Yes, I mean, that's right. We just want to -- well, clearly, if we have the opportunity to do -- if we feel ready, we will turn the dial up pretty significantly.
There is another follow-up question from the line of Grace Fulton from Goldman Sachs.
Just in the release, you mentioned that one of the opportunities for revenue growth is on pricing strategy work. Could you just elaborate on what you meant by that?
Yes, so we continue to look at -- and we have for the last couple of years, but we continue to look at what the right prices are for our products and actually for our shipping as well. So what we've been doing is experimenting with different prices, in some cases, price reductions, in other cases, price increases, to really find the sweet spot in terms of where are we in terms of revenue -- actually, forget about revenue, our gross profit maximization.
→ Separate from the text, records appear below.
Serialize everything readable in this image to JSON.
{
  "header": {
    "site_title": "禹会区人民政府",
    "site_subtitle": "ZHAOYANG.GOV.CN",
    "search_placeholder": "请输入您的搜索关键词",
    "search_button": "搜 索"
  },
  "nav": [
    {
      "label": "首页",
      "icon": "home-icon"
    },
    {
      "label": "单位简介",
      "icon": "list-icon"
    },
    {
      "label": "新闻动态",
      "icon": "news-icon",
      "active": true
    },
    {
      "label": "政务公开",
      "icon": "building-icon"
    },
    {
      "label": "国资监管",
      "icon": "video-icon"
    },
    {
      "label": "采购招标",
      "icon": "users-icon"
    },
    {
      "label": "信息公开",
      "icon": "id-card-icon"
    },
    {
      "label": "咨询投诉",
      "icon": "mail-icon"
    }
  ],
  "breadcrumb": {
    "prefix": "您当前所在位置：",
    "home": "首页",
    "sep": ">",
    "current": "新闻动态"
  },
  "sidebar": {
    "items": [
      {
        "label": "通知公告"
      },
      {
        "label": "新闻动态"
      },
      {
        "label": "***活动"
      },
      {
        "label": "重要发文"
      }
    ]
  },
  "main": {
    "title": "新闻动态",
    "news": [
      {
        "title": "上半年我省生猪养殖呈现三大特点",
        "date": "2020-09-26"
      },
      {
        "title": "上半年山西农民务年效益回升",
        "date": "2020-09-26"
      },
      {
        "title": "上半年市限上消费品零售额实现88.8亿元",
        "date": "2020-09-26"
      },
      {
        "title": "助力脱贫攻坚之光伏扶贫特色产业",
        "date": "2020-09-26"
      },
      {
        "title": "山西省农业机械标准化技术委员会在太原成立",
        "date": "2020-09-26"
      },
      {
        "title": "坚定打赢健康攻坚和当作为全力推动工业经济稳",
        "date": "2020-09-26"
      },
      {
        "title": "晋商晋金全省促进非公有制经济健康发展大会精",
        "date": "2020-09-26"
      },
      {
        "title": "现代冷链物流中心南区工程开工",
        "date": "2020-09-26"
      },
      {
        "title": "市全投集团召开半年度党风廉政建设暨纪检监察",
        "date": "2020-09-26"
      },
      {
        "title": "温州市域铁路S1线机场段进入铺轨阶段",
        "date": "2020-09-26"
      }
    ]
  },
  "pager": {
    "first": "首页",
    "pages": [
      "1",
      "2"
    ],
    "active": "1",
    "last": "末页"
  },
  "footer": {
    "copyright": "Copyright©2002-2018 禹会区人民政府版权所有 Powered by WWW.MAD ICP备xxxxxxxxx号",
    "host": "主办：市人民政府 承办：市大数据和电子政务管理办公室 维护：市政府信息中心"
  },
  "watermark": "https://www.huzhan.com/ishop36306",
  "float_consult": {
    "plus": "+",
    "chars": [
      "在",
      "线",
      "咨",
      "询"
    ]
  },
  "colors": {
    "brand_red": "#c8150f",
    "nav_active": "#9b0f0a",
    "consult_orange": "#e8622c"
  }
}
So we continue to do work on that front, running experiments within the marketplace to determine where the optimums are. And we -- I think we've made significant gains in that in the last [ half, which have ] made really sustained gains from that over the last couple of years. And so we're sustaining activity on that front, and TeePublic is doing the same.
I should say, Grace, that we -- I talked about it in my speaking notes about taxable flexibility. It's about that in the end, it's getting GP dollars. And as Barry said, it's not necessarily GP margin, but the opportunity is there to reduce pricing, which may affect the GP margin but significantly increase the GP dollars, then we take that kind of decision within that discussion.
[Operator Instructions]
It looks like we're done. Well, thank you everybody, for attending and for the questions that folks asked. We look forward to continuing to deliver -- we look forward to delivering our plans for 2019. And again, I want to wish everybody a wonderful year ahead, and we look forward to talking to you in April, the next quarterly update. Thanks, everyone.
Ladies and gentlemen, that does conclude our conference for today. Thank you for participating. You may all disconnect.